Tras rescatar un plan de empleo, es posible realizar aportaciones a planes de pensiones individuales una vez alcanzada la jubilación. No obstante, una vez iniciado el cobro de la prestación de jubilación, tales aportaciones solo pueden destinarse a las contingencias de fallecimiento y dependencia, quedando excluidas las aportaciones para cobertura de jubilación. La reducción en IRPF de estas aportaciones se sujeta al régimen general del artículo 168 de la LIRPF, siendo deducible únicamente la parte destinada a contingencias permitidas tras la jubilación.
Hechos
El consultante es partícipe de un plan de pensiones de empleo y de dos planes de pensiones individuales, se encuentra actualmente jubilado y no ha rescatado ninguno de los planes citados. Prevé rescatar el plan de empleo en 2026.
Cuestión planteada
Posibilidad de realizar aportaciones a los planes de pensiones individuales una vez rescatado el plan de empleo y de si dichas aportaciones pueden ser objeto de reducción en el Impuesto sobre la Renta de las Personas Físicas.
Contestación
En primer lugar, ha de indicarse que la posibilidad de realizar aportaciones a planes de pensiones después del acceso a la jubilación es una cuestión estrictamente financiera que excede del ámbito de competencias de este Centro Directivo, siendo el órgano competente para resolver esta cuestión la Dirección General de Seguros y Fondos de Pensiones de la Secretaría de Estado de Economía y Apoyo a la Empresa del Ministerio de Economía, Comercio y Empresa. No obstante lo anterior, se traslada a continuación la normativa existente sobre la materia.

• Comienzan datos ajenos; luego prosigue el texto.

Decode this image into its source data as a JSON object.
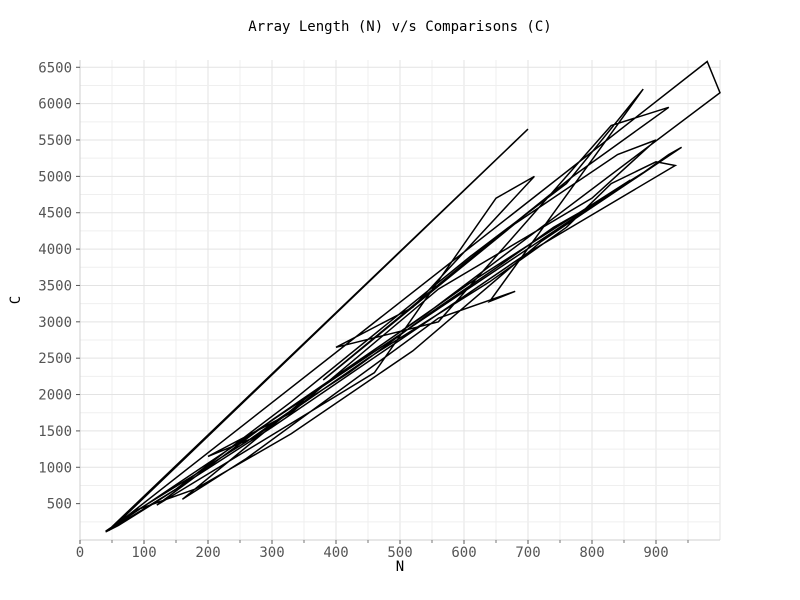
{
  "chart_data": {
    "type": "line",
    "title": "Array Length (N) v/s Comparisons (C)",
    "xlabel": "N",
    "ylabel": "C",
    "xlim": [
      0,
      1000
    ],
    "ylim": [
      0,
      6600
    ],
    "x_ticks": [
      0,
      100,
      200,
      300,
      400,
      500,
      600,
      700,
      800,
      900
    ],
    "y_ticks": [
      500,
      1000,
      1500,
      2000,
      2500,
      3000,
      3500,
      4000,
      4500,
      5000,
      5500,
      6000,
      6500
    ],
    "grid": true,
    "legend": "none",
    "line_color": "#000000",
    "series": [
      {
        "points": [
          [
            40,
            120
          ],
          [
            75,
            330
          ],
          [
            130,
            630
          ],
          [
            180,
            900
          ],
          [
            220,
            1130
          ],
          [
            260,
            1350
          ],
          [
            300,
            1600
          ],
          [
            350,
            1900
          ],
          [
            420,
            2300
          ],
          [
            470,
            2620
          ],
          [
            520,
            2950
          ],
          [
            560,
            3200
          ],
          [
            610,
            3500
          ],
          [
            660,
            3800
          ],
          [
            700,
            4050
          ],
          [
            740,
            4300
          ],
          [
            790,
            4550
          ],
          [
            830,
            4780
          ],
          [
            880,
            5050
          ],
          [
            920,
            5300
          ],
          [
            940,
            5400
          ],
          [
            720,
            4100
          ],
          [
            520,
            2600
          ],
          [
            330,
            1460
          ],
          [
            180,
            700
          ],
          [
            90,
            420
          ],
          [
            50,
            160
          ],
          [
            700,
            5650
          ],
          [
            45,
            140
          ],
          [
            860,
            4950
          ],
          [
            620,
            3600
          ],
          [
            360,
            2000
          ],
          [
            160,
            560
          ],
          [
            260,
            1120
          ],
          [
            560,
            3050
          ],
          [
            680,
            3420
          ],
          [
            640,
            3280
          ],
          [
            880,
            6200
          ],
          [
            760,
            4900
          ],
          [
            610,
            3900
          ],
          [
            330,
            1900
          ],
          [
            150,
            700
          ],
          [
            45,
            130
          ],
          [
            980,
            6580
          ],
          [
            1000,
            6150
          ],
          [
            540,
            3100
          ],
          [
            300,
            1650
          ],
          [
            120,
            480
          ],
          [
            460,
            2300
          ],
          [
            650,
            4700
          ],
          [
            710,
            5000
          ],
          [
            520,
            3200
          ],
          [
            400,
            2650
          ],
          [
            560,
            3000
          ],
          [
            830,
            5700
          ],
          [
            920,
            5950
          ],
          [
            770,
            5000
          ],
          [
            600,
            3800
          ],
          [
            380,
            2200
          ],
          [
            680,
            4350
          ],
          [
            840,
            5300
          ],
          [
            900,
            5500
          ],
          [
            800,
            4700
          ],
          [
            560,
            3450
          ],
          [
            330,
            1750
          ],
          [
            200,
            1150
          ],
          [
            270,
            1400
          ],
          [
            450,
            2500
          ],
          [
            640,
            3550
          ],
          [
            760,
            4300
          ],
          [
            830,
            4900
          ],
          [
            900,
            5200
          ],
          [
            930,
            5150
          ],
          [
            700,
            3950
          ],
          [
            500,
            2750
          ],
          [
            300,
            1550
          ],
          [
            120,
            530
          ],
          [
            60,
            200
          ],
          [
            40,
            110
          ]
        ]
      }
    ]
  }
}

El apartado 6 del artículo 8 del texto refundido de la Ley de Regulación de los Planes y Fondos de pensiones, aprobado por el Real Decreto Legislativo 1/2002, de 29 de noviembre, regula las contingencias susceptibles de cobertura en un plan de pensiones:
“a) Jubilación: para la determinación de esta contingencia se estará a lo previsto en el Régimen de Seguridad Social correspondiente.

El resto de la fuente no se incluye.